Por fim, a regra do art. 3º da Lei n. 9.876/1999 não é aleatória. Ela toma um período suficientemente longo (5 anos), bem maior que o PBC previsto na regra anterior (3 anos), e considera as contribuições vertidas quando a moeda nacional já era o Real. Evitaram-se, dessa forma, discussões sobre regras de conversão e correção monetária (sabidamente objeto de discussões infindáveis, mas pertencentes a um período que já estava ultrapassado pelas regras anteriores, e que o precedente em comento faz ressuscitar).

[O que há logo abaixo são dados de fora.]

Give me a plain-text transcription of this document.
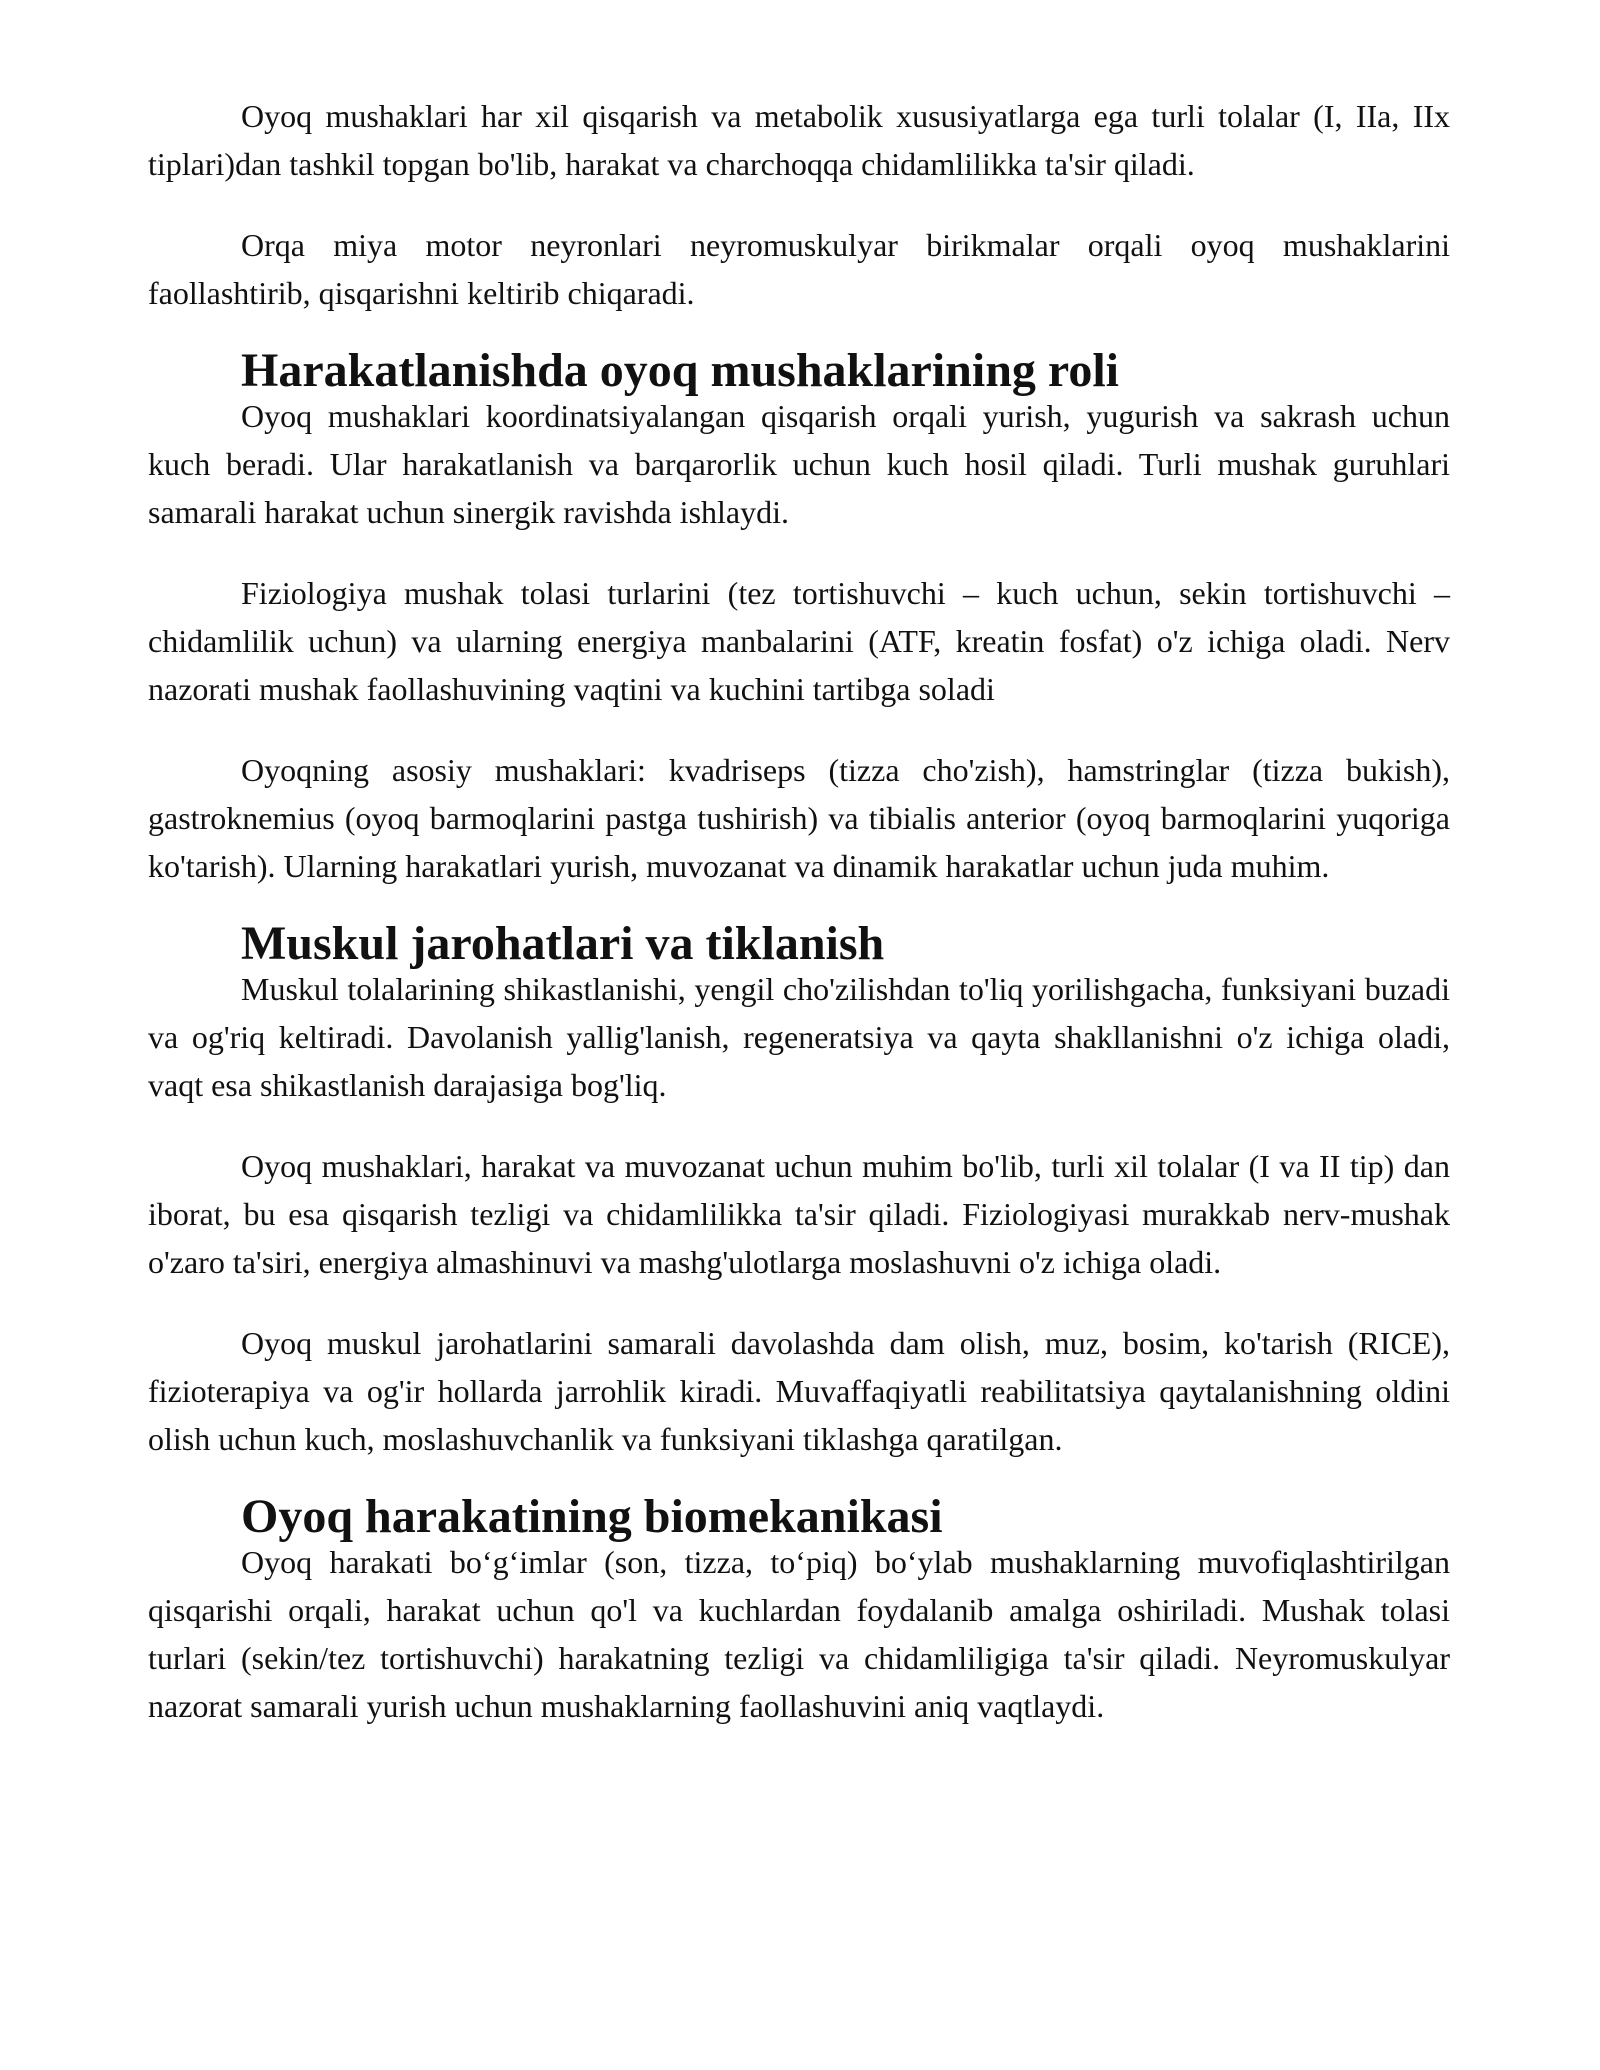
Oyoq mushaklari har xil qisqarish va metabolik xususiyatlarga ega turli tolalar (I, IIa, IIx tiplari)dan tashkil topgan bo'lib, harakat va charchoqqa chidamlilikka ta'sir qiladi.

Orqa miya motor neyronlari neyromuskulyar birikmalar orqali oyoq mushaklarini faollashtirib, qisqarishni keltirib chiqaradi.

Harakatlanishda oyoq mushaklarining roli

Oyoq mushaklari koordinatsiyalangan qisqarish orqali yurish, yugurish va sakrash uchun kuch beradi. Ular harakatlanish va barqarorlik uchun kuch hosil qiladi. Turli mushak guruhlari samarali harakat uchun sinergik ravishda ishlaydi.

Fiziologiya mushak tolasi turlarini (tez tortishuvchi – kuch uchun, sekin tortishuvchi – chidamlilik uchun) va ularning energiya manbalarini (ATF, kreatin fosfat) o'z ichiga oladi. Nerv nazorati mushak faollashuvining vaqtini va kuchini tartibga soladi

Oyoqning asosiy mushaklari: kvadriseps (tizza cho'zish), hamstringlar (tizza bukish), gastroknemius (oyoq barmoqlarini pastga tushirish) va tibialis anterior (oyoq barmoqlarini yuqoriga ko'tarish). Ularning harakatlari yurish, muvozanat va dinamik harakatlar uchun juda muhim.

Muskul jarohatlari va tiklanish

Muskul tolalarining shikastlanishi, yengil cho'zilishdan to'liq yorilishgacha, funksiyani buzadi va og'riq keltiradi. Davolanish yallig'lanish, regeneratsiya va qayta shakllanishni o'z ichiga oladi, vaqt esa shikastlanish darajasiga bog'liq.

Oyoq mushaklari, harakat va muvozanat uchun muhim bo'lib, turli xil tolalar (I va II tip) dan iborat, bu esa qisqarish tezligi va chidamlilikka ta'sir qiladi. Fiziologiyasi murakkab nerv-mushak o'zaro ta'siri, energiya almashinuvi va mashg'ulotlarga moslashuvni o'z ichiga oladi.

Oyoq muskul jarohatlarini samarali davolashda dam olish, muz, bosim, ko'tarish (RICE), fizioterapiya va og'ir hollarda jarrohlik kiradi. Muvaffaqiyatli reabilitatsiya qaytalanishning oldini olish uchun kuch, moslashuvchanlik va funksiyani tiklashga qaratilgan.

Oyoq harakatining biomekanikasi

Oyoq harakati bo‘g‘imlar (son, tizza, to‘piq) bo‘ylab mushaklarning muvofiqlashtirilgan qisqarishi orqali, harakat uchun qo'l va kuchlardan foydalanib amalga oshiriladi. Mushak tolasi turlari (sekin/tez tortishuvchi) harakatning tezligi va chidamliligiga ta'sir qiladi. Neyromuskulyar nazorat samarali yurish uchun mushaklarning faollashuvini aniq vaqtlaydi.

Os precedentes de outros tribunais, corretamente, rejeitam a tese em comento. Alguns exemplos:

[O] período básico de cálculo para os segurados que já estavam filiados ao sistema previdenciário, como a hipótese de que aqui se cuida, passou a ser o lapso compreendido entre julho de 1994 e a data do requerimento do benefício. Nesse interregno, é considerada a média aritmética simples dos maiores salários de contribuição, correspondentes a, no mínimo, 80% (oitenta por cento) de todo o período contributivo. (STJ, REsp 1114345/RS, Rel. Ministra Maria Thereza de Assis Moura, 6ª T., unânime, julgado em 27/11/2012, trecho do voto)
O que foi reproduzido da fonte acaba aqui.